Les ports modernes, quant à eux, se retrouvent déconnectés des villes. En effet, pour faire face aux besoins logistiques, accueillir des navires toujours plus imposant, le choix a souvent été fait de créer le port ex nihilo, loin de la ville. Les contraintes du transport maritime amènent également à créer des ports en eaux profondes, notamment dans les pays peu équipés, tandis que la Chine et le Japon construisent des îles artificielles depuis cinquante ans, ce qui leur a permis d’augmenter les capacités portuaires. C’est sur l’exemple du nouveau port de Tanger, Tanger-Med, qui rompt avec le port historique de la ville, que Pierre Gras conclut ce chapitre, qui aurait peut-être mérité de plus amples développements.

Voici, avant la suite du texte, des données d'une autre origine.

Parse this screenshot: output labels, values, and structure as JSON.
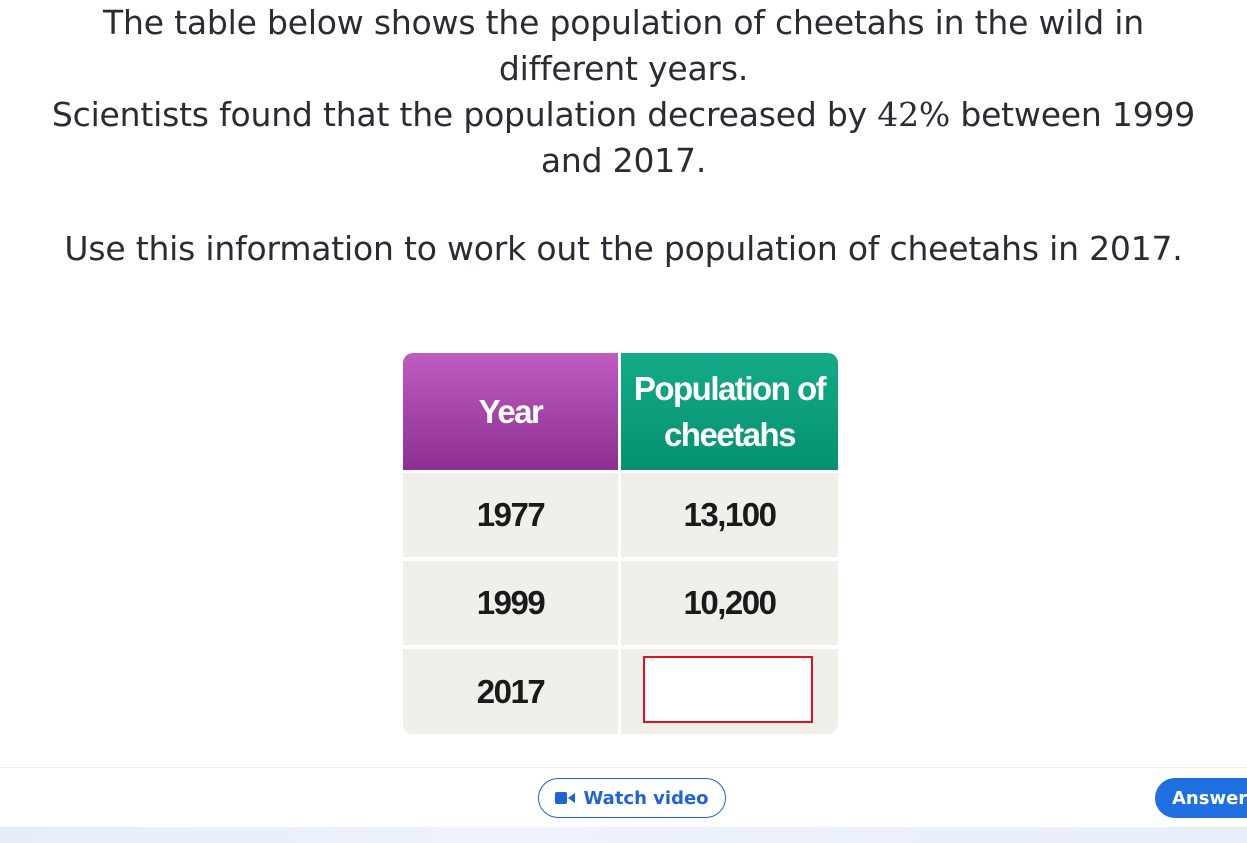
{
  "question": {
    "line1": "The table below shows the population of cheetahs in the wild in",
    "line2": "different years.",
    "line3_before": "Scientists found that the population decreased by ",
    "line3_math": "42%",
    "line3_after": " between 1999",
    "line4": "and 2017.",
    "line5": "Use this information to work out the population of cheetahs in 2017."
  },
  "table": {
    "headers": {
      "year": "Year",
      "population_line1": "Population of",
      "population_line2": "cheetahs"
    },
    "rows": [
      {
        "year": "1977",
        "population": "13,100"
      },
      {
        "year": "1999",
        "population": "10,200"
      },
      {
        "year": "2017",
        "population": ""
      }
    ]
  },
  "buttons": {
    "watch_video": "Watch video",
    "answer": "Answer"
  },
  "icons": {
    "watch": "video-camera-icon"
  },
  "colors": {
    "year_header": "#a844ab",
    "population_header": "#0a9d7c",
    "accent_blue": "#1f63d6",
    "answer_box_border": "#e0141e"
  }
}
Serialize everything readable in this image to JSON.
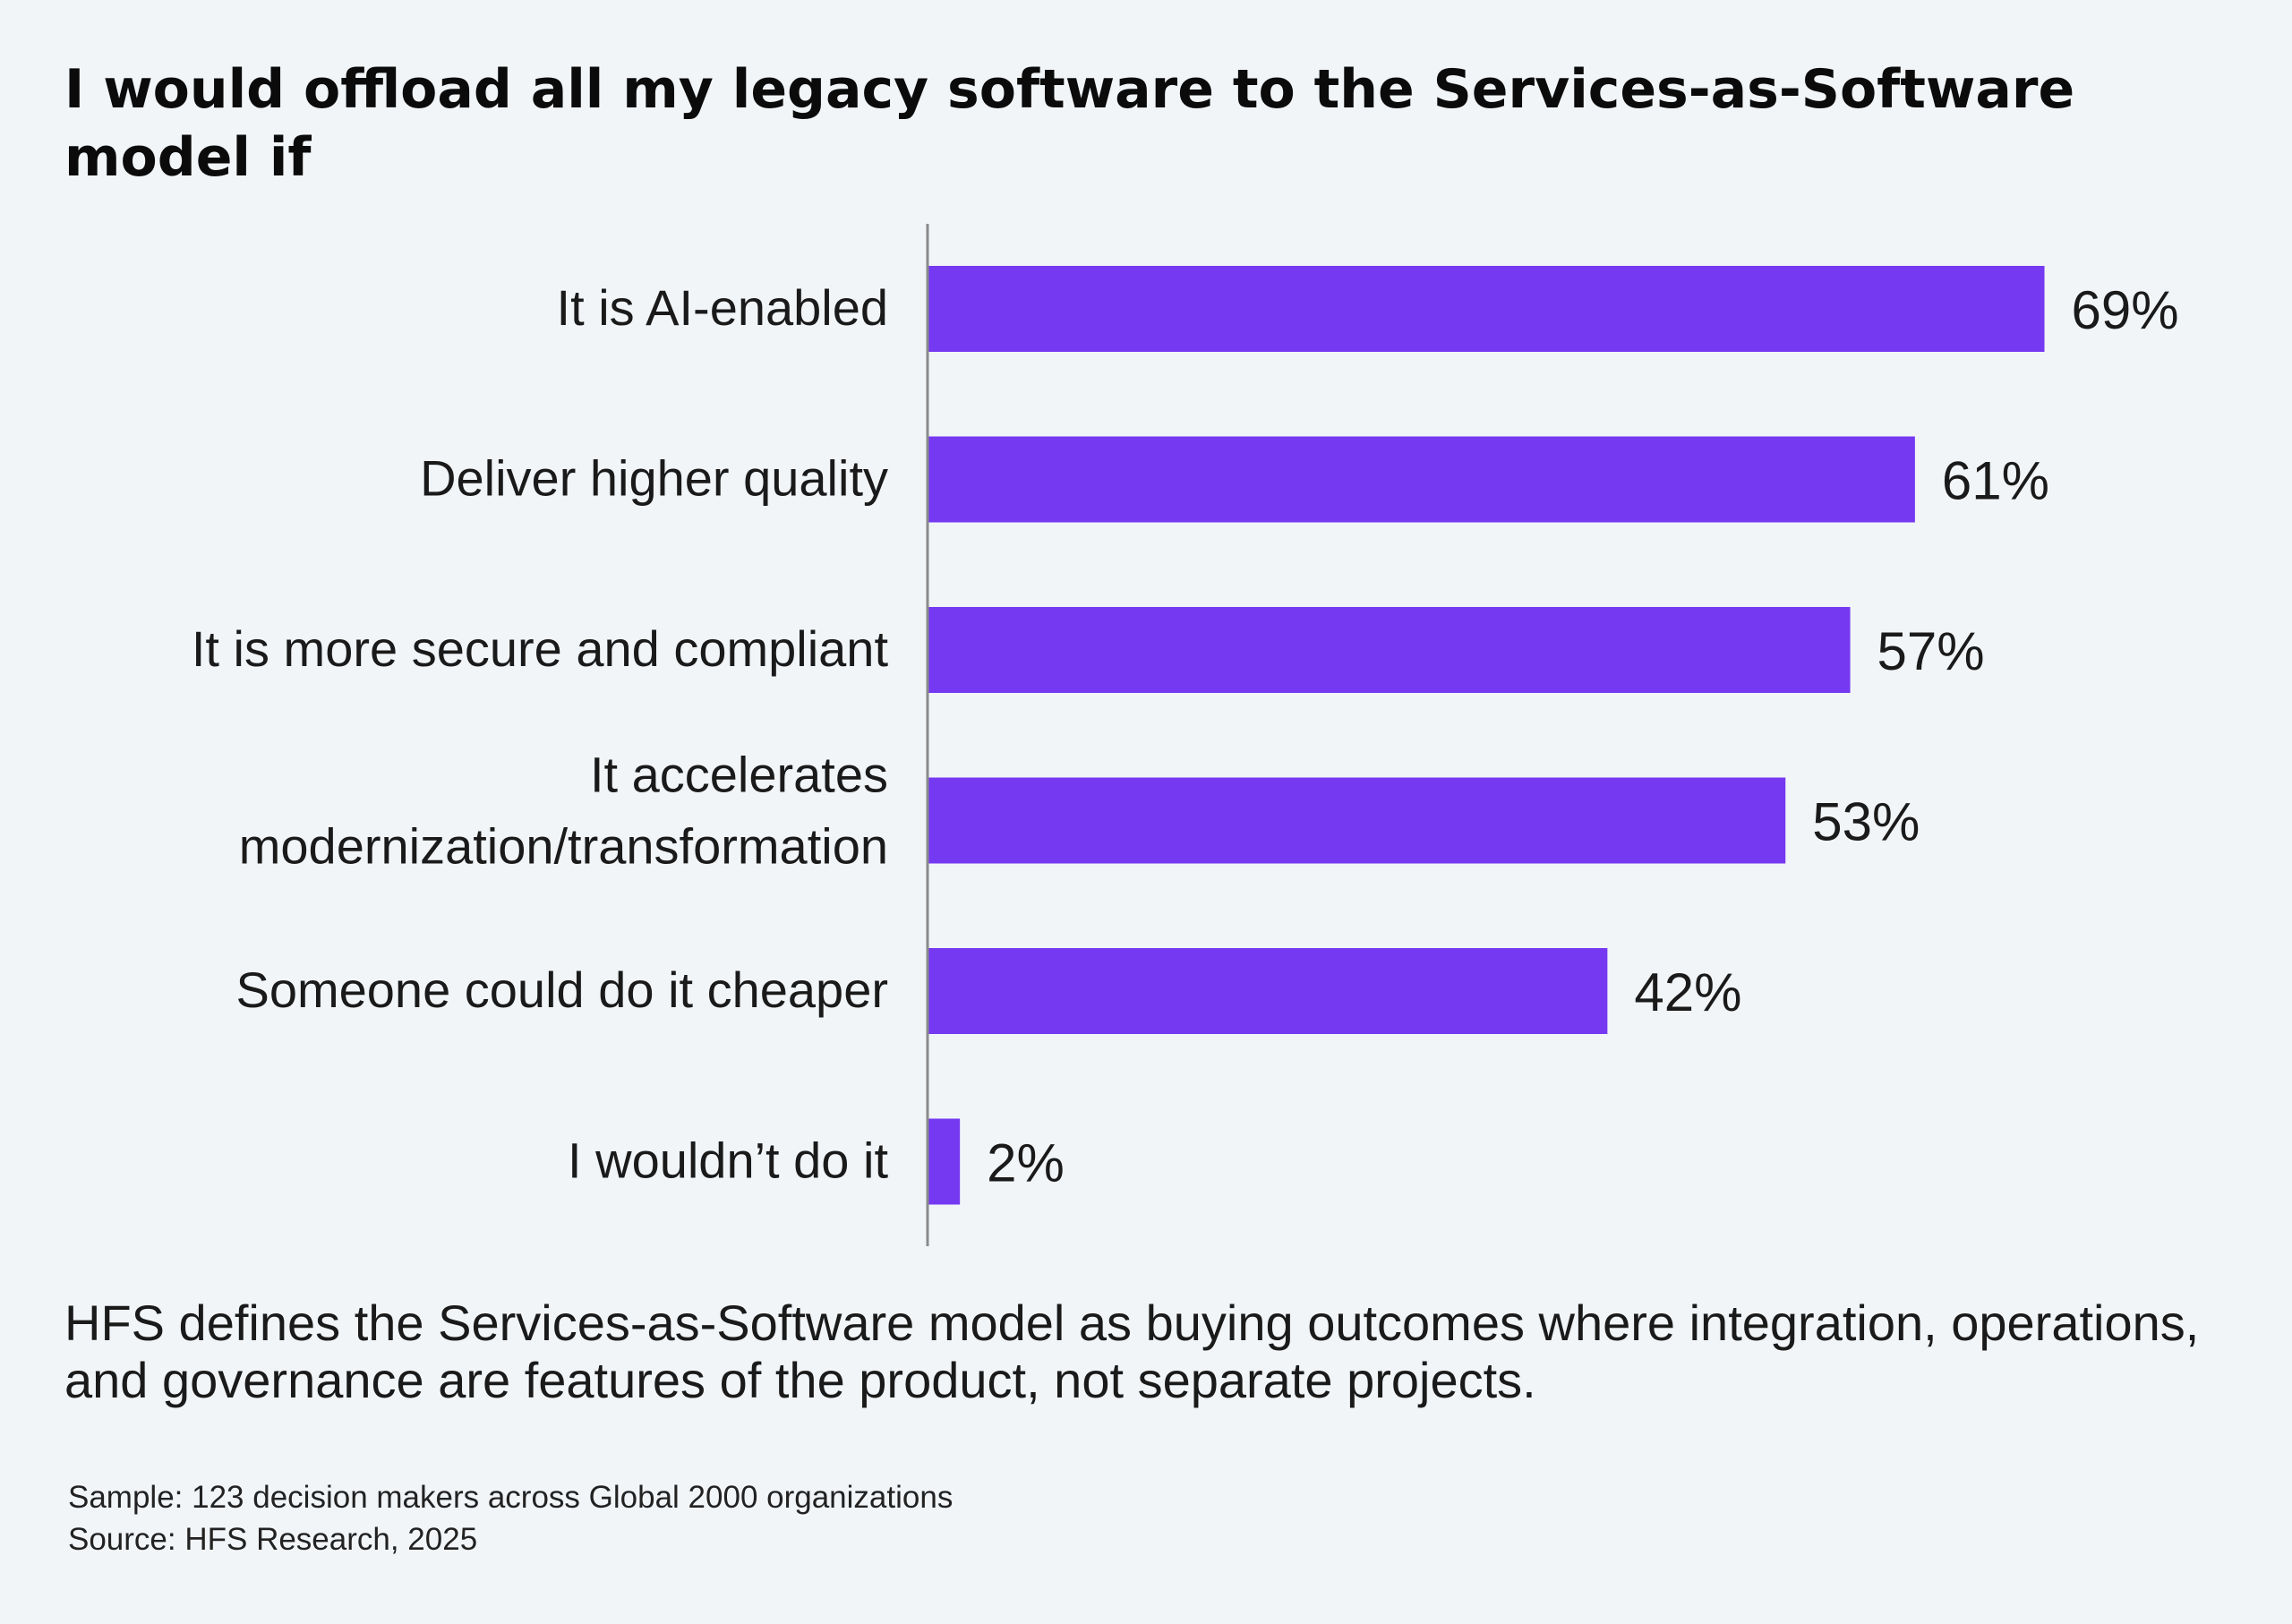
{
  "page": {
    "background": "#f2f5f8"
  },
  "title": "I would offload all my legacy software to the Services-as-Software model if",
  "definition": "HFS defines the Services-as-Software model as buying outcomes where integration, operations, and governance are features of the product, not separate projects.",
  "footnotes": {
    "sample": "Sample: 123 decision makers across Global 2000 organizations",
    "source": "Source: HFS Research, 2025"
  },
  "chart_data": {
    "type": "bar",
    "orientation": "horizontal",
    "title": "I would offload all my legacy software to the Services-as-Software model if",
    "categories": [
      [
        "It is AI-enabled"
      ],
      [
        "Deliver higher quality"
      ],
      [
        "It is more secure and compliant"
      ],
      [
        "It accelerates",
        "modernization/transformation"
      ],
      [
        "Someone could do it cheaper"
      ],
      [
        "I wouldn’t do it"
      ]
    ],
    "values": [
      69,
      61,
      57,
      53,
      42,
      2
    ],
    "value_labels": [
      "69%",
      "61%",
      "57%",
      "53%",
      "42%",
      "2%"
    ],
    "unit": "%",
    "xlim": [
      0,
      100
    ],
    "bar_color": "#7539f2",
    "axis_color": "#8a8a8a",
    "grid": false,
    "legend": "none",
    "xlabel": "",
    "ylabel": ""
  }
}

Enfin, un dernier chapitre montre que les villes portuaires constituent encore des lieux d’innovation et d’imaginaire. Elles accueillent les œuvres des grands architectes contemporains. Les tours sont un des éléments de la création urbaine qui caractérise les ports, au point qu’elles se sont répandues en Asie, où les villes chinoises participent à la compétition mondiale relative à la hauteur et l’originalité des tours modernes. Pourtant, le véritable enjeu est ailleurs et concerne l’environnement. On réfléchit désormais à réduire les émissions de dioxyde de carbone dans les villes portuaires, à développer les énergies propres, à améliorer la qualité de vie. Deux exemples témoignent de ce souci, Vancouver et les ports scandinaves, qui chacun à leur manière ont su développer des atouts pour conjuguer développement économique et cadre de vie agréable.
A l’issue de ce parcours, le livre donne l’impression parfois de n’effleurer seulement certains sujets, sans les développer suffisamment. Ce sentiment est certainement dû au fait que les ports constituent "une métaphore du monde"   . A travers eux, ce sont toutes les grandes transformations contemporaines qui sont évoquées : les conséquences de la Seconde Guerre mondiale puis la mondialisation, l’affirmation de l’Asie orientale, les préoccupations écologiques et environnementales, la tertiarisation de l’économie, l’émergence de la culture et des grands événements… Aborder l’imaginaire des ports, c’est finalement donner un témoignage sur l’ensemble de l’époque dans laquelle on vit. Au final, le choix qui est fait de privilégier quelques grands axes, en les associant à des exemples représentatif, apparaît finalement comme une solution qui permet, non pas de faire le tour de ces question, mais plutôt de susciter la réflexion et d’apporter quelques clés pour saisir l’évolution du monde et, à travers elle, des ports.